June 10, 2026, 8:45 pm

BD economy crosses half-trillion-dollar mark

  • Update Time : Wednesday, June 10, 2026


TDS Desk:



Bangladesh’s gross domestic product (GDP) growth for the outgoing FY2025-26 has been provisionally estimated at 4.14%, slightly higher than the 3.49% in FY2024-25.

According to data released by the Bangladesh Bureau of Statistics (BBS) today (10 June), for the very first time, the size of the economy at current prices stood at Tk61,20,209 crore – approximately $501 billion – in FY26, up from Tk55,15,026 crore, or $456 billion, in FY25.

Sector-wise data showed that the agriculture sector maintained positive momentum during FY26. Growth in the sector rose to 2.78% this fiscal year from 2.42% in FY25.

However, industrial growth slowed during the period. The provisional estimate for the sector stood at 2.86%, down from 3.71% in FY25.

The services sector recorded a modest improvement, with growth rising to 4.59% in FY26 from 4.35% in the previous fiscal year.

Despite the increase in overall GDP growth, both investment and savings ratios declined.

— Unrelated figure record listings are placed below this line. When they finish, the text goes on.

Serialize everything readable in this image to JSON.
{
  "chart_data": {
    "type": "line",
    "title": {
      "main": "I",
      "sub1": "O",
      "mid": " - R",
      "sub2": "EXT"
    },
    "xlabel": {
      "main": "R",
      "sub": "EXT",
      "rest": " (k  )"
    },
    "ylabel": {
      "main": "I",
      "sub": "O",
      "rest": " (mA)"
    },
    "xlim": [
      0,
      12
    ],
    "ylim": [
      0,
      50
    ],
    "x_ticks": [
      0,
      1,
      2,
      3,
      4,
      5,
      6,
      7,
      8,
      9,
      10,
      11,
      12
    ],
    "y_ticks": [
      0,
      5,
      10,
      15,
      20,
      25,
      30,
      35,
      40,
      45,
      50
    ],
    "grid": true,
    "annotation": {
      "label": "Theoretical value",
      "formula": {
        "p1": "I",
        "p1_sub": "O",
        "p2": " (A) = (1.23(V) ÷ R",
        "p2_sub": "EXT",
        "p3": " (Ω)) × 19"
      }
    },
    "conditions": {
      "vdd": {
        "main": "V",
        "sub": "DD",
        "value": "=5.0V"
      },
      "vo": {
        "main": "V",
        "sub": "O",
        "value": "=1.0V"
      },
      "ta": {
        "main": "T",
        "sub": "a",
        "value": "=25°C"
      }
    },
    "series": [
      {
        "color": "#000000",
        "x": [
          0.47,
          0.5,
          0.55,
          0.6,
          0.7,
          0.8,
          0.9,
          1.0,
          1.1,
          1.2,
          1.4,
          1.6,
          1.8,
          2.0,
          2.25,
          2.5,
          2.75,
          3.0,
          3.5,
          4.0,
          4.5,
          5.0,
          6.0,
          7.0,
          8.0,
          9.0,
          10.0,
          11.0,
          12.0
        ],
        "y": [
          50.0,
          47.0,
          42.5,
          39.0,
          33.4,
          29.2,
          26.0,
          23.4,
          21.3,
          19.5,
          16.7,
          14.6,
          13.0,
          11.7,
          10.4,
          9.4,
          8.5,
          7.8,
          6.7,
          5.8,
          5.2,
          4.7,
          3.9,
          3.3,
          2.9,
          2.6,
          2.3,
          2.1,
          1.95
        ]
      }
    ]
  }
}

The investment-to-GDP ratio fell to 27.93% in FY26 from 28.54% in FY25. Domestic savings also declined to 21.38%, while national savings dropped to 26.93%.

Meanwhile, per capita income increased to Tk3,68,873 or $3,020 in FY26, up from Tk3,34,511 or $2,769 in the previous fiscal year.

According to economists, the decline in investment and savings despite higher GDP growth signals underlying vulnerabilities in the economy and could affect long-term growth momentum.

On GDP reaching $501 billion, Professor Sayema Haque Bidisha of the Economics Department at the University of Dhaka said, “An increase in the size of GDP and per capita income is certainly a positive development. It indicates that the economy is gradually recovering. However, we should not focus solely on the size of growth; we must also examine how widely the benefits of that growth are being distributed.”

She added that political and economic stability play a crucial role in attracting investment, as investors generally seek environments that offer stability and predictability.

On GDP growth, Bidisha said overall growth is a positive sign, but the country’s objective should be to ensure growth that is sustainable, inclusive and employment-oriented, particularly through the manufacturing sector.

“GDP growth is undoubtedly an important indicator. But even more important is the quality of that growth. We need to understand how the growth is being generated, which sectors are driving it, and how much of its benefits are reaching ordinary people,” she said.

She stressed that growth should not be evaluated solely based on numbers. “Rather, we should assess whether the growth is inclusive. A slight increase or decrease in growth in a single year is not a major issue; what matters is the long-term structure of growth and its overall impact.”

Professor Bidisha noted that expecting very high growth in the agricultural sector is not realistic because the sector operates within natural constraints.

However, she said the overall increase in growth is a positive signal for the economy and suggests that economic activities are gradually regaining momentum.

The professor expressed particular concern over the slowdown in industrial growth, especially in the manufacturing sector.

“For a country’s structural economic transformation, the manufacturing sector is extremely important. A significant share of future growth is expected to come from this sector. Therefore, a slowdown in manufacturing growth should serve as a warning sign for us,” she said.

Professor Bidisha further noted that the sluggish pace of private-sector investment and the negative trend in manufacturing deserve serious attention from policymakers, as these sectors serve as the primary driving forces of the economy.

Emphasising the link between growth and employment, she said, “Employment is the main channel through which the benefits of growth reach ordinary people. However, past experience shows that job creation has not kept pace with economic growth, particularly in the industrial and service sectors. As a result, even when growth occurs, its benefits do not reach everyone.”

She said future policymaking should prioritise forms of growth that generate employment opportunities and help reduce income inequality.